Everything You Need to Know About Builder Gel Nail PolishNovember 06, 2023
Whether you love to DIY regular manis at home with your nail polish collection or you take frequent trips to the salon to get gel or acrylic nails, you’re bound to deal with inevitable annoyances. No matter how skilled you are with a brush or careful you are after the fact, nail polish can chip, ruining your pristine manicure. And while gel and acrylic nails stay looking stunning and chip-free for longer, they can take a toll on the strength of your natural nails.
That’s where builder gel comes in. Builder gel, also known as builder in a bottle or BIAB, is a special type of gel nail polish that has gained popularity in recent years. If you’re working on strengthening and growing out your natural nails, or you are craving an elaborate nail art look involving molds or tips, builder gel might be a good fit for you. With the help of Eunice Park, research and development manager at Aprés Nail, we’re breaking down what you need to know about builder gel. Ahead, find out what it is, how to apply it, how to remove it and more.
What Is Builder Gel?
“Builder gel can be a soft or hard gel that has a thicker viscosity and higher strength level to build structure onto natural nails,” says Park. It acts as a protective gel for your natural nails, and can also be used to create textured and three-dimensional nail designs.

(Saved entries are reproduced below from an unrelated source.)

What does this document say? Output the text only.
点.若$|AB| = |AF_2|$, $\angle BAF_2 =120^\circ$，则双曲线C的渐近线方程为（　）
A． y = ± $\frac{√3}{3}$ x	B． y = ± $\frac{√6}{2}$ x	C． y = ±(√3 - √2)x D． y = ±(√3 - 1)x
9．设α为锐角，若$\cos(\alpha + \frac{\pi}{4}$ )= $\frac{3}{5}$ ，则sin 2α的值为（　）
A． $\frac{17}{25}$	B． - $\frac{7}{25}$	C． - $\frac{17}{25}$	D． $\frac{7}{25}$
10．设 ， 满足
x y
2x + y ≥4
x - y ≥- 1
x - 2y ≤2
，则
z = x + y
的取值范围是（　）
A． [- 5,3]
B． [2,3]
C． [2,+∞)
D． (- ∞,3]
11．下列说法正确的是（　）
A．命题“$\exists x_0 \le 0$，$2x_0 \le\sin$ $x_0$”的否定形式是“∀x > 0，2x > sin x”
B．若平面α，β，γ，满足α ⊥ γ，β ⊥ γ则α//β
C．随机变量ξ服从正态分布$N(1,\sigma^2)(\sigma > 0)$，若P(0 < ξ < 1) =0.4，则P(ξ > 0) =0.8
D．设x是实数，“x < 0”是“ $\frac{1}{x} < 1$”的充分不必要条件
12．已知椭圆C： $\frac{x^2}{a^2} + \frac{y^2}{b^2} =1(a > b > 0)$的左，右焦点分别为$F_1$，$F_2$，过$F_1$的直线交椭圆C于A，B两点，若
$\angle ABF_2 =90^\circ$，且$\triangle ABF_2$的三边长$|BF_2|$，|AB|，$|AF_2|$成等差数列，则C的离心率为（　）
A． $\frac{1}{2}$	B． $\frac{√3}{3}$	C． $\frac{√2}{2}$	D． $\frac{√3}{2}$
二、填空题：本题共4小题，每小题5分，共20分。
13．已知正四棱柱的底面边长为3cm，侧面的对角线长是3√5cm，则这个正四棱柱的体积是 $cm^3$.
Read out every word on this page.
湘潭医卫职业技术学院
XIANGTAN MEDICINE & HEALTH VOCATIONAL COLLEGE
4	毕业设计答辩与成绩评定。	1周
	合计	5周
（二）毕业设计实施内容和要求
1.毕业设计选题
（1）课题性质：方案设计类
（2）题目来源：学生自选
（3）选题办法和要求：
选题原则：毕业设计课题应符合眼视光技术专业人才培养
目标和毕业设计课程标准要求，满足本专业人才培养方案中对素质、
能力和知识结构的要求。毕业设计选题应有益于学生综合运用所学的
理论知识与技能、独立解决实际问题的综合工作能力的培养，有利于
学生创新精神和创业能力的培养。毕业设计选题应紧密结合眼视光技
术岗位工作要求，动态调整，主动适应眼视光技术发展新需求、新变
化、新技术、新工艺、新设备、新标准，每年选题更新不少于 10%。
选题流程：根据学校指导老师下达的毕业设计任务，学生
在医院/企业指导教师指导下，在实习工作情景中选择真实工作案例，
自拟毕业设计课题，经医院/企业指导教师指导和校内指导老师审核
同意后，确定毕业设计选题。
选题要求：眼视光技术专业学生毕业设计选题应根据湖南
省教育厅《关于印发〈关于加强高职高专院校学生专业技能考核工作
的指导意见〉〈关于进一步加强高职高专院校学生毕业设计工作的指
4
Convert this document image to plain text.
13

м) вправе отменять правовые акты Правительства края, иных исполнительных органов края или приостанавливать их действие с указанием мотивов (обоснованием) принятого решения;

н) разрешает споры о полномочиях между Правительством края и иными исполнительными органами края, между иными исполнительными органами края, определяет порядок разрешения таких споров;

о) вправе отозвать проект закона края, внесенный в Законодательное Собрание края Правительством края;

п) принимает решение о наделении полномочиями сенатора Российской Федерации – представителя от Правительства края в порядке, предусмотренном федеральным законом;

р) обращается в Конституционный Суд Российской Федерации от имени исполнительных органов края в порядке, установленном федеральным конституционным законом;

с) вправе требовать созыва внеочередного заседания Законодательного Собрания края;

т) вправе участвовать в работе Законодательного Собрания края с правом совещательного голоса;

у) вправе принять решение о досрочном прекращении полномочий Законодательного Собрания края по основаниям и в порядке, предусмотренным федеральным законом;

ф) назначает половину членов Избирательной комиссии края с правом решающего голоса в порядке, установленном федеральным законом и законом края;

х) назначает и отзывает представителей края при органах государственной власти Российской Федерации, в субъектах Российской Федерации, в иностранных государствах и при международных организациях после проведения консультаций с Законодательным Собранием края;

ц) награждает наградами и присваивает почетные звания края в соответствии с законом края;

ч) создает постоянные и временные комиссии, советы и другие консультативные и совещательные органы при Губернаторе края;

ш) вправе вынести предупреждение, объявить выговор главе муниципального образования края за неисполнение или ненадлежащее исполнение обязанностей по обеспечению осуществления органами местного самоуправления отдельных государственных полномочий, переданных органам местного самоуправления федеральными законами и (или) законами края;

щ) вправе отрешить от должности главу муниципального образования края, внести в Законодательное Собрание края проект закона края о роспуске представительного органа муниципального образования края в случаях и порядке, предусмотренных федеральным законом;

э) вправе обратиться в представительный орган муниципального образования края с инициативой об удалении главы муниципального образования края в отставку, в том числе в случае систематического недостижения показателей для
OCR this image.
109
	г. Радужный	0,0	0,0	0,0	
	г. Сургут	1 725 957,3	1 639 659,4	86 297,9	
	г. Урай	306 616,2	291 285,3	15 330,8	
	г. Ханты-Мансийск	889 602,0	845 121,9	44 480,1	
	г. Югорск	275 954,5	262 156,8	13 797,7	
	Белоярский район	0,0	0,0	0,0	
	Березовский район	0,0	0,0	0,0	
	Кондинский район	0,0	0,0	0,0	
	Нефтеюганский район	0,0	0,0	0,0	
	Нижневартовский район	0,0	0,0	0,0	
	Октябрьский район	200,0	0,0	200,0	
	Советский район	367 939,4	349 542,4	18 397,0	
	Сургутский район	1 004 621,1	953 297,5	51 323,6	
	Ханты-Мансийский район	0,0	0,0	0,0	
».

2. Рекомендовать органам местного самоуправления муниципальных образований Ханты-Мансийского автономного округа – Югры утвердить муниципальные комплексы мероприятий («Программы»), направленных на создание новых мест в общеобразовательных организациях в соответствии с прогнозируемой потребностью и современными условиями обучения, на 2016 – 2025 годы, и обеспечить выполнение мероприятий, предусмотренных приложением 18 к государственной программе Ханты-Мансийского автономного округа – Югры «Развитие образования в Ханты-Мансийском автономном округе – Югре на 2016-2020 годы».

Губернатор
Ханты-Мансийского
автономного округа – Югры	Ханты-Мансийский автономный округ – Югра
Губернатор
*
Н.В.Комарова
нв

How Long Does Builder Gel Last?
One of the perks of builder gel is that it often lasts longer than regular gel nail polish. “When applied correctly, builder gel can last anywhere from two to four weeks,” says Park. The duration that your builder gel mani lasts may depend on how quickly your nails grow out. If your nails grow out quickly, you can also get builder gel fill-ins rather than an entirely new set.
Hard Gel Versus Soft Gel: What's the Difference?Builder gel nail polish can be hard or soft. “Hard gel cannot be soaked off,” Park explains. “It must be filed off, which can make it a riskier product for newer nail techs to use since you can often overfile onto the natural nail.” Soft gel, meanwhile, can be easily soaked off using acetone. Park recommends Aprés Nail’s Soft Gel Builder, “which is a great formula for not only building structure but also filling in Gel-X sets, if your client would prefer a fill over a new set.”
Builder Gel Versus Gel Polish: What's the Difference?
“Builder Gel is a thicker gel that allows you to manipulate and build structure without the formula running all over the place,” says Park. As established above, some other key differences include the nail-strengthening formula and how long builder gel can last.
How to Use Builder Gel
Step 1: Prep Your Nails
The foundation for any good manicure is proper prep. This may involve trimming and filing your nails and grooming your cuticles. You can even use a conditioning cuticle oil, such as the Essie On a Roll Apricot Cuticle Oil.
Step 2: Dehydrate Your Nails
Next, Park suggests dehydrating your nail plate. “I would recommend using the pH Bonder from Aprés Nail for this step,” she says.
Step 3: Apply a Primer or Base Coat
Though this step isn’t always necessary with builder gel (builder gel can act as a base coat itself), Park recommends including this step.
Step 4: Apply Your Builder Gel
When it comes to the actual builder gel application, the techniques can get a bit complicated and Park recommends heading to the salon unless you have experience using builder gel yourself. There are two different builder gel application methods. “You can do a wet on wet application and apply another bead of builder gel on this uncured layer of builder gel until the proper structure is built,” Park explains. “Or, you can cure the first layer on the natural nail and then apply a second thicker layer to build the structure.”
Not ready to try builder gel yet? Try the longwear polish from Essie’s Gel Couture collection for a shiny, lasting manicure that doesn’t require curing or advanced techniques.
How to Remove Builder Gel
The removal process depends on the specific builder gel formula you use, namely if it is soft or hard gel. If it’s soft gel, “it can be soaked off with acetone, after filing off the top coat and color or nail art,” says Park. “If the formula is hard gel, it must be filed off. Again, this should be ideally performed by a professional.”